Bisheriges Bestattungsgesetz stammt aus dem Jahr 1994

Köpping erinnerte daran, dass Sachsen ein seit 1994 im Wesentlichen unverändertes Bestattungsgesetz hat. In dieser Zeit habe sich die Bestattungskultur gewandelt - hin zu naturnahen, liberalen, individuelleren und kostengünstigen Formen der Beisetzung. "Wir entlasten Eltern, die eine Fehl- oder Totgeburt erleiden. Wir haben Verfahren vereinfacht, die Bestattungen beschleunigen."

Bei Fehl- oder Totgeburten haben Eltern künftig eine Wahlmöglichkeit. Die sogenannten Sternenkinder sollen nur noch ab einem Gewicht von 1.000 Gramm individuell bestattet werden müssen. Wenn sich Eltern dagegen entscheiden, muss die Einrichtung, in der die Sternenkinder entbunden wurden, die Beisetzung vornehmen. Das kann auch anonym erfolgen. Über diese Wahlfreiheit sollen die Einrichtungen künftig stärker aufklären. Bisher bestand dazu keine Pflicht.

Friedhofszwang bleibt erhalten - aber neue Beisetzungsformen

Der Friedhofszwang bleibt erhalten, allerdings werden neue Beisetzungsformen zugelassen. Dazu gehören unter anderem die Möglichkeiten, Totenasche auf eigens dafür vorgesehenen Friedhofsflächen zu verstreuen oder eine Baumbestattung im Wurzelbereich auf einem Friedhof oder in einem Bestattungswald. Möglich soll auch die Anzucht von Lebensbäumen sein, bei der die Asche mit Erde gemischt wird, um die Bäume dann auf dem Friedhof zu pflanzen.

Asche kann zu privatem Erinnerungsstück verarbeitet werden

Auf ausdrücklichen Wunsch der verstorbenen Person soll es auch möglich sein, Teile der Asche zu privaten Erinnerungsstücken verarbeiten zu lassen. Eine Teilung der Asche gegen oder ohne den Willen der verstorbenen Person soll nicht stattfinden.

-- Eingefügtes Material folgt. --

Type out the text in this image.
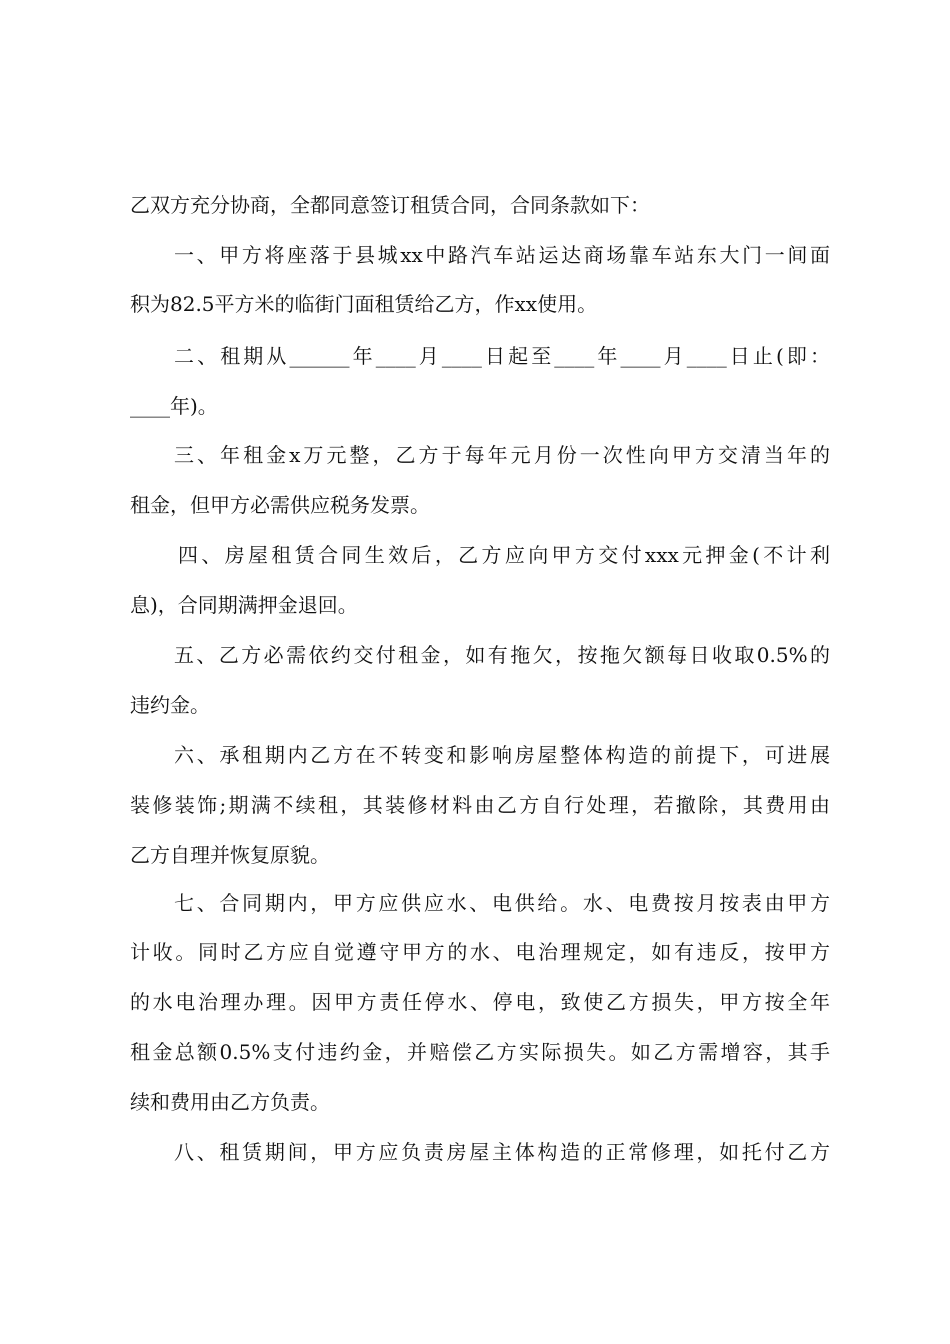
乙双方充分协商，全都同意签订租赁合同，合同条款如下：
一、甲方将座落于县城xx中路汽车站运达商场靠车站东大门一间面
积为82.5平方米的临街门面租赁给乙方，作xx使用。
二、租期从______年____月____日起至____年____月____日止(即：
____年)。
三、年租金x万元整，乙方于每年元月份一次性向甲方交清当年的
租金，但甲方必需供应税务发票。
四、房屋租赁合同生效后，乙方应向甲方交付xxx元押金(不计利
息)，合同期满押金退回。
五、乙方必需依约交付租金，如有拖欠，按拖欠额每日收取0.5%的
违约金。
六、承租期内乙方在不转变和影响房屋整体构造的前提下，可进展
装修装饰;期满不续租，其装修材料由乙方自行处理，若撤除，其费用由
乙方自理并恢复原貌。
七、合同期内，甲方应供应水、电供给。水、电费按月按表由甲方
计收。同时乙方应自觉遵守甲方的水、电治理规定，如有违反，按甲方
的水电治理办理。因甲方责任停水、停电，致使乙方损失，甲方按全年
租金总额0.5%支付违约金，并赔偿乙方实际损失。如乙方需增容，其手
续和费用由乙方负责。
八、租赁期间，甲方应负责房屋主体构造的正常修理，如托付乙方
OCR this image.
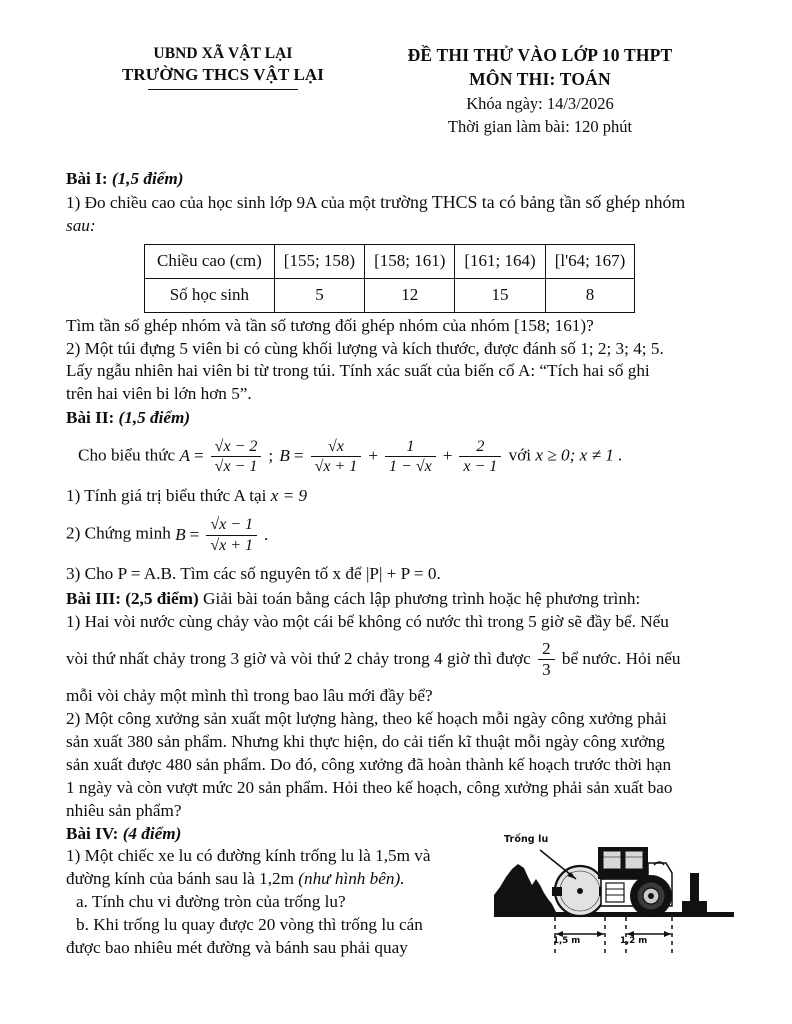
UBND XÃ VẬT LẠI
TRƯỜNG THCS VẬT LẠI
ĐỀ THI THỬ VÀO LỚP 10 THPT
MÔN THI: TOÁN
Khóa ngày: 14/3/2026
Thời gian làm bài: 120 phút

Bài I: (1,5 điểm)

1) Đo chiều cao của học sinh lớp 9A của một trường THCS ta có bảng tần số ghép nhóm

sau:

Chiều cao (cm)	[155; 158)	[158; 161)	[161; 164)	[l'64; 167)
Số học sinh	5	12	15	8

Tìm tần số ghép nhóm và tần số tương đối ghép nhóm của nhóm [158; 161)?

2) Một túi đựng 5 viên bi có cùng khối lượng và kích thước, được đánh số 1; 2; 3; 4; 5.

Lấy ngẫu nhiên hai viên bi từ trong túi. Tính xác suất của biến cố A: “Tích hai số ghi

trên hai viên bi lớn hơn 5”.

Bài II: (1,5 điểm)

Cho biểu thức $A = \frac{√x - 2}{√x - 1}$ ;
$B = \frac{√x}{√x + 1} + \frac{1}{1 - √x} + \frac{2}{x - 1}$ với x ≥ 0; x ≠ 1 .

1) Tính giá trị biểu thức A tại x = 9

2) Chứng minh $B = \frac{√x - 1}{√x + 1}$ .

3) Cho P = A.B. Tìm các số nguyên tố x để |P| + P = 0.

Bài III: (2,5 điểm) Giải bài toán bằng cách lập phương trình hoặc hệ phương trình:

1) Hai vòi nước cùng chảy vào một cái bể không có nước thì trong 5 giờ sẽ đầy bể. Nếu

vòi thứ nhất chảy trong 3 giờ và vòi thứ 2 chảy trong 4 giờ thì được $\frac{2}{3}$ bể nước. Hỏi nếu

mỗi vòi chảy một mình thì trong bao lâu mới đầy bể?

2) Một công xưởng sản xuất một lượng hàng, theo kế hoạch mỗi ngày công xưởng phải

sản xuất 380 sản phẩm. Nhưng khi thực hiện, do cải tiến kĩ thuật mỗi ngày công xưởng

sản xuất được 480 sản phẩm. Do đó, công xưởng đã hoàn thành kế hoạch trước thời hạn

1 ngày và còn vượt mức 20 sản phẩm. Hỏi theo kế hoạch, công xưởng phải sản xuất bao

nhiêu sản phẩm?

Bài IV: (4 điểm)

1) Một chiếc xe lu có đường kính trống lu là 1,5m và

đường kính của bánh sau là 1,2m (như hình bên).

a. Tính chu vi đường tròn của trống lu?

b. Khi trống lu quay được 20 vòng thì trống lu cán

được bao nhiêu mét đường và bánh sau phải quay

Trống lu
1,5 m	1,2 m
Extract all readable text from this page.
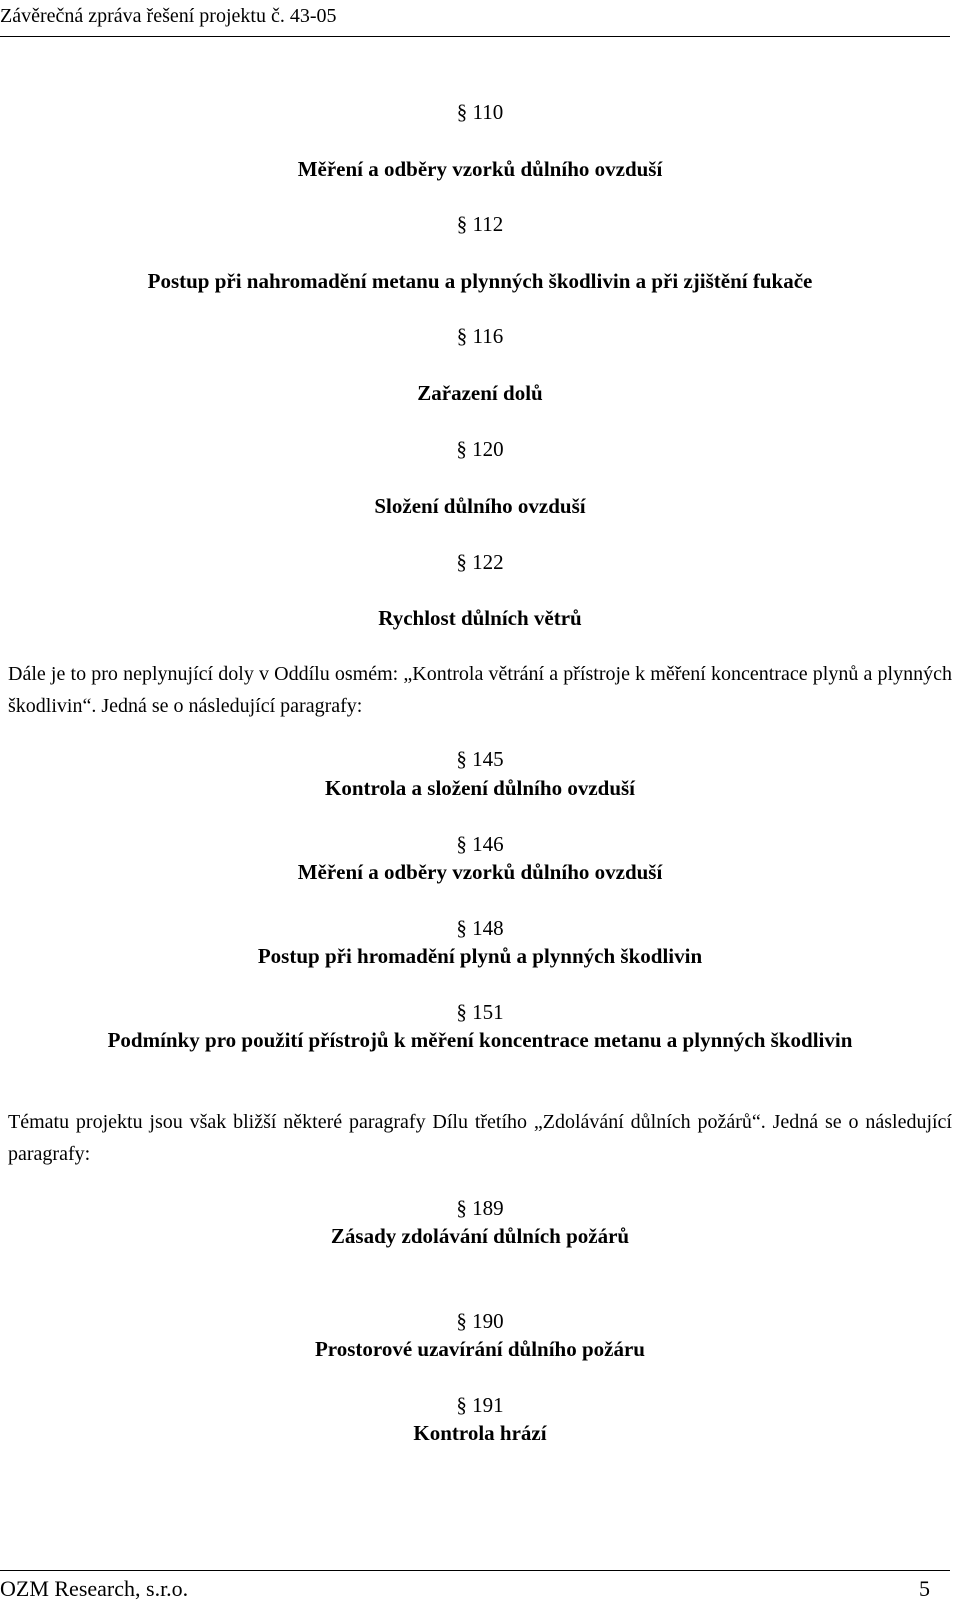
Závěrečná zpráva řešení projektu č. 43-05
§ 110
Měření a odběry vzorků důlního ovzduší
§ 112
Postup při nahromadění metanu a plynných škodlivin a při zjištění fukače
§ 116
Zařazení dolů
§ 120
Složení důlního ovzduší
§ 122
Rychlost důlních větrů

Dále je to pro neplynující doly v Oddílu osmém: „Kontrola větrání a přístroje k měření koncentrace plynů a plynných škodlivin“. Jedná se o následující paragrafy:

§ 145
Kontrola a složení důlního ovzduší
§ 146
Měření a odběry vzorků důlního ovzduší
§ 148
Postup při hromadění plynů a plynných škodlivin
§ 151
Podmínky pro použití přístrojů k měření koncentrace metanu a plynných škodlivin

Tématu projektu jsou však bližší některé paragrafy Dílu třetího „Zdolávání důlních požárů“. Jedná se o následující paragrafy:

§ 189
Zásady zdolávání důlních požárů
§ 190
Prostorové uzavírání důlního požáru
§ 191
Kontrola hrází
OZM Research, s.r.o.	5
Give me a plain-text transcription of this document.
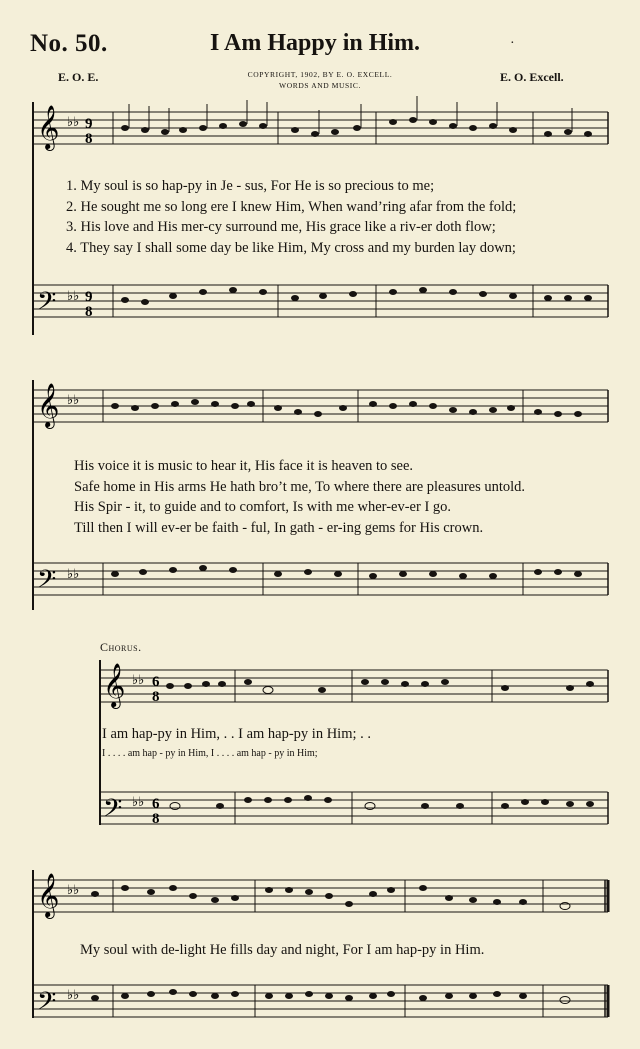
No. 50.	I Am Happy in Him.	·
E. O. E.	COPYRIGHT, 1902, BY E. O. EXCELL.
WORDS AND MUSIC.
E. O. Excell.
𝄞
𝄢
♭♭
♭♭
9
8
9
8
𝄞
𝄢
♭♭
♭♭
𝄞
𝄢
♭♭
♭♭
6
8
6
8
𝄞
𝄢
♭♭
♭♭
1. My soul is so hap-py in Je - sus, For He is so precious to me;
2. He sought me so long ere I knew Him, When wand’ring afar from the fold;
3. His love and His mer-cy surround me, His grace like a riv-er doth flow;
4. They say I shall some day be like Him, My cross and my burden lay down;
His voice it is music to hear it, His face it is heaven to see.
Safe home in His arms He hath bro’t me, To where there are pleasures untold.
His Spir - it, to guide and to comfort, Is with me wher-ev-er I go.
Till then I will ev-er be faith - ful, In gath - er-ing gems for His crown.
Chorus.
I am hap-py in Him, . . I am hap-py in Him; . .
I . . . . am hap - py in Him, I . . . . am hap - py in Him;
My soul with de-light He fills day and night, For I am hap-py in Him.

Der Grundsatz der Totenruhe gilt weiter - auch für Urnen. Allerdings soll die Umbettung von Urnen leichter sein. Bisher war eine Umbettung vom einzelnen Friedhofsträger abhängig und wurde beispielsweise bei Umzug einer Witwe in eine andere Stadt mit Verweis auf die Totenruhe nicht immer erlaubt. An der Sargpflicht wird festgehalten. Ausnahme ist hier die Bestattung im Tuch, die in muslimischen Ländern üblich ist.

Auch der Digitalisierung wird Rechnung getragen. Todesbescheinigungen sollen in Zukunft elektronisch ausgestellt und übermittelt werden können. Damit soll eine Bestattung noch schneller erfolgen können. Ministerin Köpping sagte, sie sei zuversichtlich, mit der Überarbeitung einen zukunftssicheren Entwurf zu haben, der eine gute Balance zwischen Tradition und Neuerungen schaffe.